This one has been around the internet for awhile.

Garland

 

“WHAT IS A VIETNAM VETERAN?”

By Dan Mouer-written in 1996

A college student posted a request on an internet newsgroup asking for personal narratives from the likes of us addressing the question: “What is a Vietnam Veteran?” This is what I wrote back:

Vietnam veterans are men and women. We are dead or alive, whole or maimed, sane or haunted. We grew from our experiences or we were destroyed by them or we struggle to find some place in between. We lived through hell or we had a pleasant, if scary, adventure. We were Army, Navy, Marines, Air Force, Red Cross, and civilians of all sorts. Some of us enlisted to fight for God and Country, and some were drafted. Some were gung-ho, and some went kicking and screaming.

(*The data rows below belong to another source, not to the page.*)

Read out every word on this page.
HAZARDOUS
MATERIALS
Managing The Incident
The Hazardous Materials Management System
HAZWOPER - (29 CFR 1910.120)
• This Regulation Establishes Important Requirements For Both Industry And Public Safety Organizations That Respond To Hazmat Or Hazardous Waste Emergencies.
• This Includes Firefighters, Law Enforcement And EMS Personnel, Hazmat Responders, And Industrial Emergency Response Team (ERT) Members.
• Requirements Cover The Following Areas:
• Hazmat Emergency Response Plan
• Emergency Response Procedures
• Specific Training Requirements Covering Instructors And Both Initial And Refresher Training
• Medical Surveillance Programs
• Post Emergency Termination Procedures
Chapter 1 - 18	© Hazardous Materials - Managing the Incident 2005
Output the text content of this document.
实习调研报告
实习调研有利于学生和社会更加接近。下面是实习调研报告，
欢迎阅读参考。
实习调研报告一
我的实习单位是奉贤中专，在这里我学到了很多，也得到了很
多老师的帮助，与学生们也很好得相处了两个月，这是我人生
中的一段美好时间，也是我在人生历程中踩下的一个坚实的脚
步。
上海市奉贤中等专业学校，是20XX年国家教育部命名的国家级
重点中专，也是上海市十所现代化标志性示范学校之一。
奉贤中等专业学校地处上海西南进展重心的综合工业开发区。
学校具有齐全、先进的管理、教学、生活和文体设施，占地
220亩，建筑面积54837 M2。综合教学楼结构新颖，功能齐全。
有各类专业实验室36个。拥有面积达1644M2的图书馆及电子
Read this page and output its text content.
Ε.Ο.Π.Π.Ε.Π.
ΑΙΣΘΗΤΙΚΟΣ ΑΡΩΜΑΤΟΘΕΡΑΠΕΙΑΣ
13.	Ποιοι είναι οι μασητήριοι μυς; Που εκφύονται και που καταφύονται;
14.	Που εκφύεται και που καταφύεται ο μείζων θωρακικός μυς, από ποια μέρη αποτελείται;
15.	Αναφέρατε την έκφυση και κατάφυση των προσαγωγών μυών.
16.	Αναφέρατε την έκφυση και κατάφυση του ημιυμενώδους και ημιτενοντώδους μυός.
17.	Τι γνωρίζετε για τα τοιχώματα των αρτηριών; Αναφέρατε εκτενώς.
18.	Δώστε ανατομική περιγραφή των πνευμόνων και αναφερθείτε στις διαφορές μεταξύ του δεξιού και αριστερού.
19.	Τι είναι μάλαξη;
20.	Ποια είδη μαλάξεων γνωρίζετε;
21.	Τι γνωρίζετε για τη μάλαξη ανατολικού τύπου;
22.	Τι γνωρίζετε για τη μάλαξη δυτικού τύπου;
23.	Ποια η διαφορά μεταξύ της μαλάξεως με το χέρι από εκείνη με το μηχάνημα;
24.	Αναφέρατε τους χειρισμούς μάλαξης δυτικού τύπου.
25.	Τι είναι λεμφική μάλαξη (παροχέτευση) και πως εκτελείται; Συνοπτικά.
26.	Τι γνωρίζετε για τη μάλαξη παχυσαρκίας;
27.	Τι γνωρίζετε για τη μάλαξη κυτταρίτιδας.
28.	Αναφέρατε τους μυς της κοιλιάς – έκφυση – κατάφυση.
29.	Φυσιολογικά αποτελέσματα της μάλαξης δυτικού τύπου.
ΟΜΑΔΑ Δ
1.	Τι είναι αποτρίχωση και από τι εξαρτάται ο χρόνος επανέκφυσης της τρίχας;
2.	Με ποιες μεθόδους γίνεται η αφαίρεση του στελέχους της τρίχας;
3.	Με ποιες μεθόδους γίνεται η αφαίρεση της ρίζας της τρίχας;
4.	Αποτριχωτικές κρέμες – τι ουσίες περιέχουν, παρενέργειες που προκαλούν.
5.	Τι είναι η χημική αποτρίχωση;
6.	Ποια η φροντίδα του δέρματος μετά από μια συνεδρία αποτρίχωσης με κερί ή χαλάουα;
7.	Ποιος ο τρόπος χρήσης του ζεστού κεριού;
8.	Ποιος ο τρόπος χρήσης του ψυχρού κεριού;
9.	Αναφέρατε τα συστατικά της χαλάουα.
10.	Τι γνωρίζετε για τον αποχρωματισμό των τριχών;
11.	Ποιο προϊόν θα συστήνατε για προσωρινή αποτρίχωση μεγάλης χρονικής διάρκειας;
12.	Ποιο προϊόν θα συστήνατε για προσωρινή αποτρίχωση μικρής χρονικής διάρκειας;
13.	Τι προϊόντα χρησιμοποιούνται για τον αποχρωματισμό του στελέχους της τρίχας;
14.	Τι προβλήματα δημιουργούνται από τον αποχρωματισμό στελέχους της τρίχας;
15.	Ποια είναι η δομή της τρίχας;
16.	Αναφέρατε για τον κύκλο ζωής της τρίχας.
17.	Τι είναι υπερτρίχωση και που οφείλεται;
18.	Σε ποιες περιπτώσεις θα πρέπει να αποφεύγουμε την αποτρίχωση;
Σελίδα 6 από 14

Like veterans of all wars, we lived a tad bit–or a great bit–closer to death than most people like to think about. If Vietnam vets differ from others, perhaps it is primarily in the fact that many of us never saw the enemy or recognized him or her. We heard gunfire and mortar fire but rarely looked into enemy eyes. Those who did, like folks who encounter close combat anywhere and anytime, are often haunted for life by those eyes, those sounds, those electric fears that ran between ourselves, our enemies, and the likelihood of death for one of us. Or we get hard, calloused, tough. All in a day’s work. Life’s a bitch then you die. But most of us remember and get twitchy, worried, sad.

We are crazies dressed in cammo, wide-eyed, wary, homeless, and drunk. We are Brooks Brothers suit wearers, doing deals downtown. We are housewives, grandmothers, and church deacons. We are college professors engaged in the rational pursuit of the truth about the history or politics or culture of the Vietnam experience. And we are sleepless. Often sleepless.

We pushed paper; we pushed shovels. We drove jeeps, operated bulldozers, built bridges; we toted machine guns through dense brush, deep paddy, and thorn scrub. We lived on buffalo milk, fish heads and rice. Or C-rations. Or steaks and Budweiser. We did our time in high mountains drenched by endless monsoon rains or on the dry plains or on muddy rivers or at the most beautiful beaches in the world.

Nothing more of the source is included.